The question of whether to allow the experiment to continue stretched beyond the local impact of the salt particles and got into whether climate interventions like cloud brightening should be attempted at all.
Some environmentalists oppose research aimed at so-called climate intervention, also known as solar geoengineering. They argue that such technology carries the risk of unintended consequences, and also takes money and attention away from efforts to reduce the use of fossil fuels, the burning of which is the underlying cause of climate change.
Opponents indicated concern that the testing in Alameda could move society closer to deploying such technology on a wide scale.

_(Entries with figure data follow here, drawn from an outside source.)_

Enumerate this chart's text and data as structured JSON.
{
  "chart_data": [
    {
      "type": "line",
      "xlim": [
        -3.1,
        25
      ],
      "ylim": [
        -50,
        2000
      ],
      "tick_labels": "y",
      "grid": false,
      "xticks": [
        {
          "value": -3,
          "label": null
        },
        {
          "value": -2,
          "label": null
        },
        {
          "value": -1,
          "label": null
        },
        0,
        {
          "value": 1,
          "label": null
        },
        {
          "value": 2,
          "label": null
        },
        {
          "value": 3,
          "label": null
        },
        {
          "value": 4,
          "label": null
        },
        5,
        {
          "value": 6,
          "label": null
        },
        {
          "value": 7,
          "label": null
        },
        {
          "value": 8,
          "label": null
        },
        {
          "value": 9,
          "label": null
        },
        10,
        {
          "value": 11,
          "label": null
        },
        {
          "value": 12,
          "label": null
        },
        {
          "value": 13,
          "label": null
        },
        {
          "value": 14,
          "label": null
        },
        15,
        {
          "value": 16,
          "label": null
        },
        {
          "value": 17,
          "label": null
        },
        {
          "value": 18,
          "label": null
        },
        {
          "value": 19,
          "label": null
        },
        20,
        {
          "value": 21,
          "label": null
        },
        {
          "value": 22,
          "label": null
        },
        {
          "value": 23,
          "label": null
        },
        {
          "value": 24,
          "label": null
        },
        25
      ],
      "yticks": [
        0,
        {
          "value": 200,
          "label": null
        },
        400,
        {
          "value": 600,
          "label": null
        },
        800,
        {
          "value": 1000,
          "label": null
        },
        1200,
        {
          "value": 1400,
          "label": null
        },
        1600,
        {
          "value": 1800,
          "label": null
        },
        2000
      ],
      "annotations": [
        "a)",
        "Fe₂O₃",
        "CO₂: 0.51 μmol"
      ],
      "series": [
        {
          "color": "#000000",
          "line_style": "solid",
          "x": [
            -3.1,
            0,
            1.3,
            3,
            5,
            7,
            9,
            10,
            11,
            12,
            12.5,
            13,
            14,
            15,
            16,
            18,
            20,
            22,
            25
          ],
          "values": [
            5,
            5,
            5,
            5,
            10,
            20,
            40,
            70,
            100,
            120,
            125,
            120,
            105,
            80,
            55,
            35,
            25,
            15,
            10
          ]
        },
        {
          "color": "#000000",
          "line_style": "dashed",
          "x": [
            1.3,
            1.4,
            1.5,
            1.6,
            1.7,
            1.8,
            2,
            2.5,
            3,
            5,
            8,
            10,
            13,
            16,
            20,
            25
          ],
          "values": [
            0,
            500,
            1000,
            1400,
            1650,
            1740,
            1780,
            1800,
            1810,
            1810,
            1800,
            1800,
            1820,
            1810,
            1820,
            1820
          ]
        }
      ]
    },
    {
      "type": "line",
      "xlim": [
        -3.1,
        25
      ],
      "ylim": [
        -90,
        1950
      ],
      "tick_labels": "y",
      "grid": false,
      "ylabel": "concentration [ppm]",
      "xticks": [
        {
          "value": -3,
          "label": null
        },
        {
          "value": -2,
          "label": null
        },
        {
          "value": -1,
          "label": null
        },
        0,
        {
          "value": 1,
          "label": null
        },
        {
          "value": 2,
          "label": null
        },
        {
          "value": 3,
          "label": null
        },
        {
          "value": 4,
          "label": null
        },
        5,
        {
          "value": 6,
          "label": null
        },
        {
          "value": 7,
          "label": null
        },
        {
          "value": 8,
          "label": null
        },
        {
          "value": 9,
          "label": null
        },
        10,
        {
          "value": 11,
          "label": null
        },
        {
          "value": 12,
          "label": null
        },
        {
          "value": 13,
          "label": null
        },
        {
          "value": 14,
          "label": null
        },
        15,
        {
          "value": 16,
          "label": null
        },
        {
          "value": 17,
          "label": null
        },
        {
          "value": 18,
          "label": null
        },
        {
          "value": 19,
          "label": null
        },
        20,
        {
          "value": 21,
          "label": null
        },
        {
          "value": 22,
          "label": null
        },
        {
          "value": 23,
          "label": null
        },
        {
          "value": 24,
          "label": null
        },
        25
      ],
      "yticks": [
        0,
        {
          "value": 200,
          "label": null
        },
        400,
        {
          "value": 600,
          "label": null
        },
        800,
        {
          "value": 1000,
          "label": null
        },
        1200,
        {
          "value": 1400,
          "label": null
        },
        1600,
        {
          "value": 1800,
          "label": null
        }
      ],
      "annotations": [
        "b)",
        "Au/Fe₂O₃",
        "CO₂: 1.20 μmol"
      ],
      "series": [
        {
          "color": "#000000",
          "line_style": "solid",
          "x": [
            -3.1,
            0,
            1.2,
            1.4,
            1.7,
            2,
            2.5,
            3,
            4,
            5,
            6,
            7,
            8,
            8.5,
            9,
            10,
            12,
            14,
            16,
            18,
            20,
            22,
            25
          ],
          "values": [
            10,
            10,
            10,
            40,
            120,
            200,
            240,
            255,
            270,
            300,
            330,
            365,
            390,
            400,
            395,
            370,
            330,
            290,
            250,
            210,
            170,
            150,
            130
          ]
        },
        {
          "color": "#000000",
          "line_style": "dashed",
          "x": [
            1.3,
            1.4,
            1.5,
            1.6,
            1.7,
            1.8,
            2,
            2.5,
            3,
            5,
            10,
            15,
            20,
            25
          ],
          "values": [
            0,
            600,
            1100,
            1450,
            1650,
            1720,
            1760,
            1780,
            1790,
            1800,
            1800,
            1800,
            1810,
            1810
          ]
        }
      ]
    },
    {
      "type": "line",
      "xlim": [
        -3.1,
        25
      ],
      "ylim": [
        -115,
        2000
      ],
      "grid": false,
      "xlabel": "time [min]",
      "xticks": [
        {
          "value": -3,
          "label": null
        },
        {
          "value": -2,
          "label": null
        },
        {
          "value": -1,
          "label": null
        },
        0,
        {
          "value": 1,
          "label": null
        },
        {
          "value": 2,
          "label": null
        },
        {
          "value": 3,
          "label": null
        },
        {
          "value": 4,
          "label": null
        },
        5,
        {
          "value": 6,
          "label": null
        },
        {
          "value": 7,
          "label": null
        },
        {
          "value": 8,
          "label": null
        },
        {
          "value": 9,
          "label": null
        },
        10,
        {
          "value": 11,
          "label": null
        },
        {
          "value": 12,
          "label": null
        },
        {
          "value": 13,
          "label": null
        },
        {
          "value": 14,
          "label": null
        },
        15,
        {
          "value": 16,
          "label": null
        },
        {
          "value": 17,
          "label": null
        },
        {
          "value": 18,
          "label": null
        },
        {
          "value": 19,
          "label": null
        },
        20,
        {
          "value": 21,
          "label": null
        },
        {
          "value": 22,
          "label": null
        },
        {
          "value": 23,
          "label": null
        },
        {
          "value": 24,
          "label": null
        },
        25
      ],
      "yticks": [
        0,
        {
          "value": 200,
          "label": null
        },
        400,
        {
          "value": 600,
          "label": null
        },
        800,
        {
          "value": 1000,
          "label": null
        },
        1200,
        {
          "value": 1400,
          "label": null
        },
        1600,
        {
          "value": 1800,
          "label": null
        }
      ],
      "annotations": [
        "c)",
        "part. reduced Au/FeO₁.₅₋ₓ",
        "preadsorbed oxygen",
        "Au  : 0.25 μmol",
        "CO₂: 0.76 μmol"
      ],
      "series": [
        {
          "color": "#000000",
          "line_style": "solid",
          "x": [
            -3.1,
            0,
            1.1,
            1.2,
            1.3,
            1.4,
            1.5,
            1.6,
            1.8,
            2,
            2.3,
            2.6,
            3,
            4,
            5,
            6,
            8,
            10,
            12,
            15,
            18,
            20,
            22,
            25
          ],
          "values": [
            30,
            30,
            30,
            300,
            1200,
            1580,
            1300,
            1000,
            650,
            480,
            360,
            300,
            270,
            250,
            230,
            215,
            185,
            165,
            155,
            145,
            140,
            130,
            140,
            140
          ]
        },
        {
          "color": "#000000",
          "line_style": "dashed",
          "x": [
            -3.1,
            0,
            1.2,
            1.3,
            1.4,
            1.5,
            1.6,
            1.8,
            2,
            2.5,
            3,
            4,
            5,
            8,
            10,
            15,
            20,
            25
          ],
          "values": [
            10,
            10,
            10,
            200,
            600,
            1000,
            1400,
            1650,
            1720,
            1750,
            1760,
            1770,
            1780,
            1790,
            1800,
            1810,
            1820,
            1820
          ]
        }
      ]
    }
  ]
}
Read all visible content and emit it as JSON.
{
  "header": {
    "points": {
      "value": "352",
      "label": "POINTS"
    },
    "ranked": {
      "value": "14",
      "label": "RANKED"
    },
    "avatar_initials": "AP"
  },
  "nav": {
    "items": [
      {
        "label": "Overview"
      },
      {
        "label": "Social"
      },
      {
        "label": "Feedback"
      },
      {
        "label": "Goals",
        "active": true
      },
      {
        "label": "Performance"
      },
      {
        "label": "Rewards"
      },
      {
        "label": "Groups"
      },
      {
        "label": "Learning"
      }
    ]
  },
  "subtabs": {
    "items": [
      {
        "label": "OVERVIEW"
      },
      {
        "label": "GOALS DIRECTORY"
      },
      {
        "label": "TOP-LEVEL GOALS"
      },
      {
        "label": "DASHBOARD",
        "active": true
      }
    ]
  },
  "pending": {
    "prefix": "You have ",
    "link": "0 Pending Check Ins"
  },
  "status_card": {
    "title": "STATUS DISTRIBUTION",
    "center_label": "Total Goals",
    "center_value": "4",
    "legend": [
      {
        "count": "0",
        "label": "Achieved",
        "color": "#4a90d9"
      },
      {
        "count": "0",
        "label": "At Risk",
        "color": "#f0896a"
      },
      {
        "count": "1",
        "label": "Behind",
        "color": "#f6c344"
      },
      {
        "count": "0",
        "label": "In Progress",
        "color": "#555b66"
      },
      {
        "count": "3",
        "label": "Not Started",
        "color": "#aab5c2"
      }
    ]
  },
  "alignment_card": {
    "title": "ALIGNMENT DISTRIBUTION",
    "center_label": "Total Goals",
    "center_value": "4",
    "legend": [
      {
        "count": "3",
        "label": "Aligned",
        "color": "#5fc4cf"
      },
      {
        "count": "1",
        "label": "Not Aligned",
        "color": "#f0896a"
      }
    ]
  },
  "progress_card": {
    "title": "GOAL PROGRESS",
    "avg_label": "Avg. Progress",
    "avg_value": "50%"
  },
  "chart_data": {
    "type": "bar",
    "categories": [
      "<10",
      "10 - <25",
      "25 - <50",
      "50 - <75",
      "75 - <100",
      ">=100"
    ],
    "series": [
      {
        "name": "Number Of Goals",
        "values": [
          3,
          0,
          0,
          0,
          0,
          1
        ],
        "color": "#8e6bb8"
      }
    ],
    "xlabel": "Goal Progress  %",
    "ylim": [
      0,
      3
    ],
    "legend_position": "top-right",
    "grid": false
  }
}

“While this is a local decision, it has far-reaching consequences,” Gary Hughes of the environmental group Hands Off Mother Earth Alliance said at the meeting. “There are global climate justice dynamics at stake.”
In a statement after the vote, Mary Church, geoengineering campaign manager for the Center for International Environmental Law, an advocacy group based in Washington D.C., supported the city’s decision.
“The rejection rightfully reflects the gravity of what’s at stake for both local and global communities,” said Ms. Church, whose organization wants nations to pledge not to use climate interventions.
Not everyone who spoke at the meeting, which involved comments in person and online, opposed the research.
A youth climate leader in Honduras urged the council to approve the project, saying that the University of Washington had expertise that could help his country and others that are most affected by climate change.